Money and power are for many if not all, key determinants of our sense of identity. For most of us, it isn’t about having power over others – it’s about the money providing us with the power to make the choices we want to in our life as well as have a standard of living that we desire for ourselves and our family. As pretty much all of the research shows us, happiness and contentment are actually not money dependent once we get past a reasonable standard of living.
The vast majority, whilst enthralled by the idea of a millionaire lifestyle, in fact would be quite content with something far less extravagant.
So back to the relatively few ‘powerhouses’. Will they make the choice to go beyond their need to control the world through money and the economy at the expense of both humanity itself and the planet in its entirety? Will we see the end to the choices and decisions made to service the needs and desires of the owners and shareholders of business? Events such as the World Economic Forum lead us to believe that business is tackling the less attractive aspects of the capitalist model and it is taking the well-being of humanity and our planet seriously. As an inveterate optimist, I want to believe this.

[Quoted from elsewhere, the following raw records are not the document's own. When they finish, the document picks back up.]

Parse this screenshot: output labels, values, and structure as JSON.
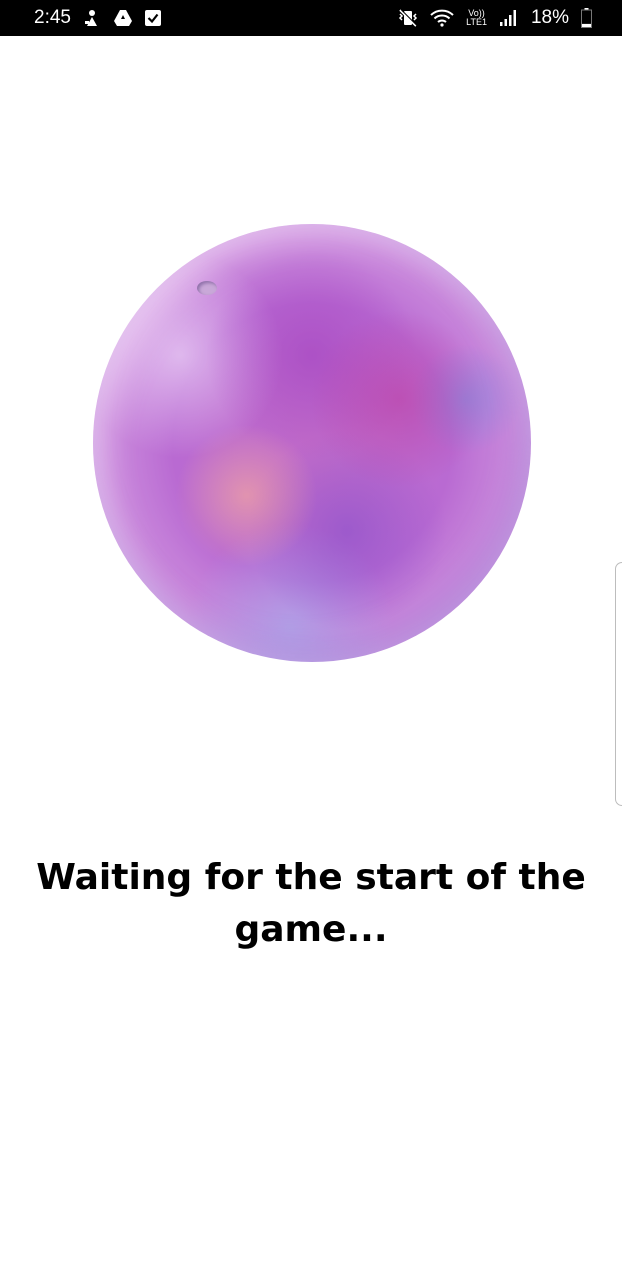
{
  "status_bar": {
    "time": "2:45",
    "left_icons": [
      "person-download-icon",
      "drive-icon",
      "checkbox-notification-icon"
    ],
    "right_icons": [
      "mute-vibrate-icon",
      "wifi-icon",
      "volte-lte-icon",
      "signal-icon",
      "battery-icon"
    ],
    "volte_label": "Vo))",
    "lte_label": "LTE1",
    "battery_percent": "18%",
    "battery_level": 0.18
  },
  "main": {
    "image": "planet-image",
    "status_text": "Waiting for the start of the game..."
  },
  "colors": {
    "status_bar_bg": "#000000",
    "background": "#ffffff",
    "text": "#000000",
    "planet_primary": "#b96ad2"
  }
}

And yet…in many ways changing the core of the economic model feels a bit like asking turkeys to vote for Christmas which can make it all feel somewhat hopeless. The so-called financial crash in 2008 now seems barely a dot in our rear-view mirror in terms of the impact it has had on attitudes, behaviours and substantive change around the economic model underpinning our world.
So what to do? Up the ante? Take a leaf from Greta’s book and call it as we see it? Yes, of course, we must do that. And we must vote with our feet. For example, get really clear about what we consume, where it comes from and what values and ethics really underpin its production.
And yet in the great scheme of things these actions, as important as they are, feel slow and relatively marginal in the changing the fundamentals of power and money. More is needed to turn the evolutionary wheel faster and shift attitudes – new politics, new economics, and new business models. An acceleration of our consciousness as citizens not to buy into money for its own sake or as the basis of our power, but simply as a means of exchange, as Charles Eisenstein in his book ‘Sacred Economics’ reminds us. Perhaps the political tumult we are witnessing in the developed world is a part of that shift.